Rappelons que le transport (voiture ou avion) et le point noir du bilan carbone d’un séjour aux sports d’hiver. Les Chinois qui, en 2019, représentaient 1 % des nuitées étrangères en Savoie Mont-Blanc ont disparu. Et les Russes (6 %) aussi, bien que certains, ayant plusieurs passeports, pointent encore les spatules à Courchevel.
Cependant, cela n’empêche pas stations ou gros hébergeurs de voir plus loin. À l’instar du Club Med avec les Brésiliens, très présents en janvier. « Des amateurs de ski qui passent souvent 2 voire 3 semaines, ce qui nuance le bilan carbone » précise Micheal Ruysschaert. Dans les stations comme Chamonix, Courchevel ou Val Thorens attirent plus de 40 nationalités différentes. Mais à leurs détracteurs, qui contestent l’empreinte du ski, les grands institutionnels, tels que Domaines skiables de France, le syndicat des opérateurs de remontées mécaniques, ou l’Association nationale des maires de stations de montagne (ANMSM), rappellent que les visiteurs venus d’autres continents ne représentent que 2 % de la clientèle des stations hexagonales.
Chamonix et les 3 vallées dans des forfaits « monde »
Parmi les deux stations les plus attractives pour les clientèles lointaines on retrouve sans surprise Chamonix et Courchevel. Les domaines skiables de la capitale de l’alpinisme et celui des 3 vallées figurent dans l’offre de deux forfaits « monde » lancée par les deux grands opérateurs américains. Ainsi la première est dans le forfait illimité lIkon pass, au même titre qu’Aspen, Mammoth Mountain, Jackson Hole (USA), Zermatt (Suisse), Kitzbühel (Autriche), Super Dolomiti ski (Italie), des station pour 5 jours maximum.

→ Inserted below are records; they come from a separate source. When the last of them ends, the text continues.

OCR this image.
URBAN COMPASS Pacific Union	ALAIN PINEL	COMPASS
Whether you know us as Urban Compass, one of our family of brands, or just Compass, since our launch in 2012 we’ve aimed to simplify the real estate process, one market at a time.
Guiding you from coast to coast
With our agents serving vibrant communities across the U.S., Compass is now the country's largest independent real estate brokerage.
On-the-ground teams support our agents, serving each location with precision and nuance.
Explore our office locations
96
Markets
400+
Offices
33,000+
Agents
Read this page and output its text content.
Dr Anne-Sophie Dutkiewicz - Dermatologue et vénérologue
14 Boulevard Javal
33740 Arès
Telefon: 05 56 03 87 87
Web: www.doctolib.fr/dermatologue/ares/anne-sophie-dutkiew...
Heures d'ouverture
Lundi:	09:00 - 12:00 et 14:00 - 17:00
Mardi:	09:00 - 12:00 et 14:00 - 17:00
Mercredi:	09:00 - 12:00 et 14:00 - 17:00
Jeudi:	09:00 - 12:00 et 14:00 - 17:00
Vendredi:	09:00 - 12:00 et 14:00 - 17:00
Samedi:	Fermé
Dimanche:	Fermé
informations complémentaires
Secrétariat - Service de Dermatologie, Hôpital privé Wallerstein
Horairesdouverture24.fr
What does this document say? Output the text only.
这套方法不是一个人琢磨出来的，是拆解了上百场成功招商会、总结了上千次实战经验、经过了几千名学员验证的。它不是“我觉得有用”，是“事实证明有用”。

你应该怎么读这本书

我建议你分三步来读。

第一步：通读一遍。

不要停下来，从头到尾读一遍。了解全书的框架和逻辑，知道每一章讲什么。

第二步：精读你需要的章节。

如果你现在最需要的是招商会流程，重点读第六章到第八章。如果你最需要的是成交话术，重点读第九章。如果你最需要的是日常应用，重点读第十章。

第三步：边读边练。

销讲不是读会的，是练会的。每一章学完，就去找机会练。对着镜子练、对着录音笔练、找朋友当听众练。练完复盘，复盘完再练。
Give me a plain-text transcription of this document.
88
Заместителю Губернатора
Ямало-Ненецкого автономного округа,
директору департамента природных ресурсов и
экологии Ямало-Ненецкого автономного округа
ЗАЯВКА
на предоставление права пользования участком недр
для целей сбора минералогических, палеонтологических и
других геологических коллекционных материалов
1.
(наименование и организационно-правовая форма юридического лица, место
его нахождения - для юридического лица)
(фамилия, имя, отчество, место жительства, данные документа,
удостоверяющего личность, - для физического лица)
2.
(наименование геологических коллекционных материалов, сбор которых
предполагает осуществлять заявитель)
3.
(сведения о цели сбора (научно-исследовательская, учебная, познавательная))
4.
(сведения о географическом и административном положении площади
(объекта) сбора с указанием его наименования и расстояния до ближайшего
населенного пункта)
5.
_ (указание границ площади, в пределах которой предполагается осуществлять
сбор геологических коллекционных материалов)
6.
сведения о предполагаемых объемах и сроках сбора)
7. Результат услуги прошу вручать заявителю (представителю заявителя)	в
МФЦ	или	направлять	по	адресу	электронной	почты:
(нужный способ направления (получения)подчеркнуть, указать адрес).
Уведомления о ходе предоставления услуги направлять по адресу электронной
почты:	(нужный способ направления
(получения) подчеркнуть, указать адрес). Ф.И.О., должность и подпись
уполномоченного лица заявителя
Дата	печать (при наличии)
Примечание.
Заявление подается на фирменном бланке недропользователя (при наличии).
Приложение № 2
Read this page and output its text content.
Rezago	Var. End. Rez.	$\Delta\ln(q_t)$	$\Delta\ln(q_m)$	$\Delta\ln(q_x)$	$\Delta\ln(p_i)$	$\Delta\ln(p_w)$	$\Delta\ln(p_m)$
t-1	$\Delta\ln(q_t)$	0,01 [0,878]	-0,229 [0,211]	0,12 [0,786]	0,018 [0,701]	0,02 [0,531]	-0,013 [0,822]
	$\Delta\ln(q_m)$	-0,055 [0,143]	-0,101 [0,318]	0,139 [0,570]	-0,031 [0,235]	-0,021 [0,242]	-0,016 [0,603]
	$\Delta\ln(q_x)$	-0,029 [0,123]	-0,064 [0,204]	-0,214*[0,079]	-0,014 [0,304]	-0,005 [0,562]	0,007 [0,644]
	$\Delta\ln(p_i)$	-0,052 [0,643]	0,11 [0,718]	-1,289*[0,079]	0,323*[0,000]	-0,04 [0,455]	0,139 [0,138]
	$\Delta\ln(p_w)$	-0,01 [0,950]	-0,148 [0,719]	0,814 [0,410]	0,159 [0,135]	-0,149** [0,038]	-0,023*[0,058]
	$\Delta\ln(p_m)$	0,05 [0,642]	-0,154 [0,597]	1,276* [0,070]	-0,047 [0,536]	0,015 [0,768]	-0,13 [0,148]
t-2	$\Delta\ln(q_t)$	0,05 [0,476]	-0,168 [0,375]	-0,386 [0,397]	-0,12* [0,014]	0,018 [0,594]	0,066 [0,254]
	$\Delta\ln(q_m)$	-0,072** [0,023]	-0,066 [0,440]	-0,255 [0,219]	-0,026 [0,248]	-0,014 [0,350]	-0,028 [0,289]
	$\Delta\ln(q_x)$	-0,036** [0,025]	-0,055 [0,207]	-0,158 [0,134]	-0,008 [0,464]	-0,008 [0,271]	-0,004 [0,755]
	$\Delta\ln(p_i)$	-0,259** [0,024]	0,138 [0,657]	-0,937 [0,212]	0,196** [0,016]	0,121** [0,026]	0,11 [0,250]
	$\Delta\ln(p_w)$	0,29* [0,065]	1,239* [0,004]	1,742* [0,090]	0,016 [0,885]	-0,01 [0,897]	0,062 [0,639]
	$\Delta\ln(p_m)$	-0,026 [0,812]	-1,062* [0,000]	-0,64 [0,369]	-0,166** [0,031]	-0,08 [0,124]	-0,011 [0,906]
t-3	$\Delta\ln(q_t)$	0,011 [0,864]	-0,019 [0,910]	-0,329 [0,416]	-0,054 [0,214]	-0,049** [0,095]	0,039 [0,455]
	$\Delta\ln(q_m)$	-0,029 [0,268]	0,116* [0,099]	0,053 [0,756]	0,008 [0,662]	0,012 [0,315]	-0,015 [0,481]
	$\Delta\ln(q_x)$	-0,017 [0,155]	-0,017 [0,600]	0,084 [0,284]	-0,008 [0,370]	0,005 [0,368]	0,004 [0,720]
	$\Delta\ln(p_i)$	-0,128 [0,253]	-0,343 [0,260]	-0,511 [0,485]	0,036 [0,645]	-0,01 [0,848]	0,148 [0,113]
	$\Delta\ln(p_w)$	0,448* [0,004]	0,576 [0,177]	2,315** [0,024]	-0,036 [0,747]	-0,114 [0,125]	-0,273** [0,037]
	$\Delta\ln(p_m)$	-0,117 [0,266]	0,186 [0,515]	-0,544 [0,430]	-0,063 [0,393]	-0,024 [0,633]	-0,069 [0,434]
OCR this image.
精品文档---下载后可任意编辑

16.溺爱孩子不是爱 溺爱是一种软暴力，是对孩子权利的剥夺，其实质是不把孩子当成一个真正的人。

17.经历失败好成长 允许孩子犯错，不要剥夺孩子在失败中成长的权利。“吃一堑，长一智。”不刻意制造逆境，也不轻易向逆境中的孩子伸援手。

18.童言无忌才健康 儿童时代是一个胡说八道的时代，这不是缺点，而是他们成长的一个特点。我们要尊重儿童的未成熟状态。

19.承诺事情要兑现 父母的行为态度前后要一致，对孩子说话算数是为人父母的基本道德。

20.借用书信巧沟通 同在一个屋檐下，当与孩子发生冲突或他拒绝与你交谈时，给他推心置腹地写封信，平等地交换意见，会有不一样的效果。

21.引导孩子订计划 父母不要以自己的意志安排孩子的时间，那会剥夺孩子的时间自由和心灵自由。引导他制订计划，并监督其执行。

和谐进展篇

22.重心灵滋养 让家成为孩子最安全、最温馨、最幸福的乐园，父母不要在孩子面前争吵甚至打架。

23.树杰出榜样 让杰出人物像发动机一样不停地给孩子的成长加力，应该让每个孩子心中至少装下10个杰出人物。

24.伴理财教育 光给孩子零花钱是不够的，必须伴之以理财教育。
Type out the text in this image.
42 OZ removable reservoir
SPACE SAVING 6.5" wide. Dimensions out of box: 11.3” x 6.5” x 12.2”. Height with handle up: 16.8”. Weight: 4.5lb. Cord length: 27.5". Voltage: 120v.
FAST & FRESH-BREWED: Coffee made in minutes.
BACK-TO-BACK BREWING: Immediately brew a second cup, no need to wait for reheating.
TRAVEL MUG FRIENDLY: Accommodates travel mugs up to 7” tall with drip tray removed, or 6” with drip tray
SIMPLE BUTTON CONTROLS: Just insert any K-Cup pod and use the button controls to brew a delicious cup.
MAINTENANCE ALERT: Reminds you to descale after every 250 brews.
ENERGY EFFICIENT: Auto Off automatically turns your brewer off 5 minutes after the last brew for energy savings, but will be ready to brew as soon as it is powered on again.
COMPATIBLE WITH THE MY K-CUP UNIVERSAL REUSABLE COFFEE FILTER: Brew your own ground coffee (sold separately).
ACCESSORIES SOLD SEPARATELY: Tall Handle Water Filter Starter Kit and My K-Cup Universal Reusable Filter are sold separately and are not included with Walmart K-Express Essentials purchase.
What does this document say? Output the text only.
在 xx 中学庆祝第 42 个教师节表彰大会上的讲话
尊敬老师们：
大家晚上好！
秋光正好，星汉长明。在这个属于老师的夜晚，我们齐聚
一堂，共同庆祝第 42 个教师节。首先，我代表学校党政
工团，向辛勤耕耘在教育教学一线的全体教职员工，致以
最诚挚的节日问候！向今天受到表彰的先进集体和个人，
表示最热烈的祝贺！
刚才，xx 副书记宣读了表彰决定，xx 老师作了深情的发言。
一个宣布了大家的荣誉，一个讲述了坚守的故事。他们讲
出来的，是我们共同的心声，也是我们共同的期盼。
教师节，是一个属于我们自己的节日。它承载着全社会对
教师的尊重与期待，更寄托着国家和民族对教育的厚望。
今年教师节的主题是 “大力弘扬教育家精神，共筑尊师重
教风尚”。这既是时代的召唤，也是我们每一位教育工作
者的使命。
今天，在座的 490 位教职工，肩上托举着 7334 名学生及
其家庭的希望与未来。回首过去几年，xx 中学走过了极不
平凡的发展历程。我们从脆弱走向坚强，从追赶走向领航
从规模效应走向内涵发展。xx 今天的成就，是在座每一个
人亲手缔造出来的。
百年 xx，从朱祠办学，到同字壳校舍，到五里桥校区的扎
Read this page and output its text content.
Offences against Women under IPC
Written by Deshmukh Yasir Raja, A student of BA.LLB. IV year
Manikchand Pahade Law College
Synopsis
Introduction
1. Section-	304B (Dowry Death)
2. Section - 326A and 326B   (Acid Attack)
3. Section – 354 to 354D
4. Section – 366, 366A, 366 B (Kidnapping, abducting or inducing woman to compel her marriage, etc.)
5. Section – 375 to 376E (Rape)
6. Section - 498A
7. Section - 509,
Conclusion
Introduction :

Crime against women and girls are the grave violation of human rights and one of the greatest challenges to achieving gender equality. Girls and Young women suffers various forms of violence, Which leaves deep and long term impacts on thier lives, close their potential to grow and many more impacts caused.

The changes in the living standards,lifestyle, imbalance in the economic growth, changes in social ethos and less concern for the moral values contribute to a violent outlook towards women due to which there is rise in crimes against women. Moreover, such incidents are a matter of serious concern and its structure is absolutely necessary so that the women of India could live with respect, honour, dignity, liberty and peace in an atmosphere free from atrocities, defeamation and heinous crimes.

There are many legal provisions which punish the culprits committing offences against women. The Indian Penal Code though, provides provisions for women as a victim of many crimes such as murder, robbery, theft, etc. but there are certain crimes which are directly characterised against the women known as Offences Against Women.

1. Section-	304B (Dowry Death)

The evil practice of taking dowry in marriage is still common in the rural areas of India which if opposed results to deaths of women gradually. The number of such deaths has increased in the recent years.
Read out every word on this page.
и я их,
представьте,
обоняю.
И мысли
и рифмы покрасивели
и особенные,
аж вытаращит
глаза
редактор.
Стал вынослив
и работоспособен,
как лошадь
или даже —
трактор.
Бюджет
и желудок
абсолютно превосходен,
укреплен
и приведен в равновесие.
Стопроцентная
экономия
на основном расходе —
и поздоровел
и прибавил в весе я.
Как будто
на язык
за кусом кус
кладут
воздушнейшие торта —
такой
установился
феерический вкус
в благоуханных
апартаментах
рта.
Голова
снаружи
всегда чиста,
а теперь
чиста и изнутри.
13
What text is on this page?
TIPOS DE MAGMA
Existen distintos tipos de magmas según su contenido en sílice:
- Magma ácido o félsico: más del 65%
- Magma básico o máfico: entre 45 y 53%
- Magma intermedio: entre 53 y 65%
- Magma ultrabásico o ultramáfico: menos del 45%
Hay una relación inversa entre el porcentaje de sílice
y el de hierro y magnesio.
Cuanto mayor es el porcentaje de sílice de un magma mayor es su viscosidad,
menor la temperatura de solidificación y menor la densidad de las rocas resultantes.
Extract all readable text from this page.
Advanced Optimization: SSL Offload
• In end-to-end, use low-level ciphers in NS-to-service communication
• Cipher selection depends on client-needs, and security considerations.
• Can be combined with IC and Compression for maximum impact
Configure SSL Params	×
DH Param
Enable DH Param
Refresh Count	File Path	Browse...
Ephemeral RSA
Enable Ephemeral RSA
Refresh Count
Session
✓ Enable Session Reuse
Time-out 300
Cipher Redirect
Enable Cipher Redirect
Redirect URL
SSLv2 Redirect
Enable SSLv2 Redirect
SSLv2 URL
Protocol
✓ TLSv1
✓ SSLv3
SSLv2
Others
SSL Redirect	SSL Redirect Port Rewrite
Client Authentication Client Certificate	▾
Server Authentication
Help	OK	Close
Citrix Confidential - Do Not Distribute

Ce forfait qui permet de skier dans 50 destinations, y compris au Japon et dans l’Hémisphère sud est commercialisé par Altera Mountain Company qui exploite plusieurs stations américaines. Son rival Vail Resorts, numéro 1 mondial, avait dégainé le premier avec l’Epic pass qui inclut donc les 3 vallées. En janvier, à Courchevel et Chamonix on a beaucoup entendu parler américain, avec des ressortissants de San Francisco, New York ou d’Amérique du sud.
Des clients qui, en moyenne, restent 4,6 jours sur place et s’offrent une tournée des stations européennes. Les Américains sont à la pointe des forfaits saisons ou annuels multi stations.
Pour Benoit Robert directeur du Cluster montagne, qui fédère les entreprises de l’aménagement, c’est l’arme qui leur a permis de passer d’une fréquentation de 50 à 60 millions de journées skieur, et devenir la destination numéro 1 pour le ski. Les Suisses aussi ont éprouvé la méthode avec le Magic Pass. En France, les opérateurs ne semblent pas prêts à franchir le pas. 70 % des skieurs américains sont titulaires de ce type de forfaits qui permet de skier à l’échelle du pays et même au-delà.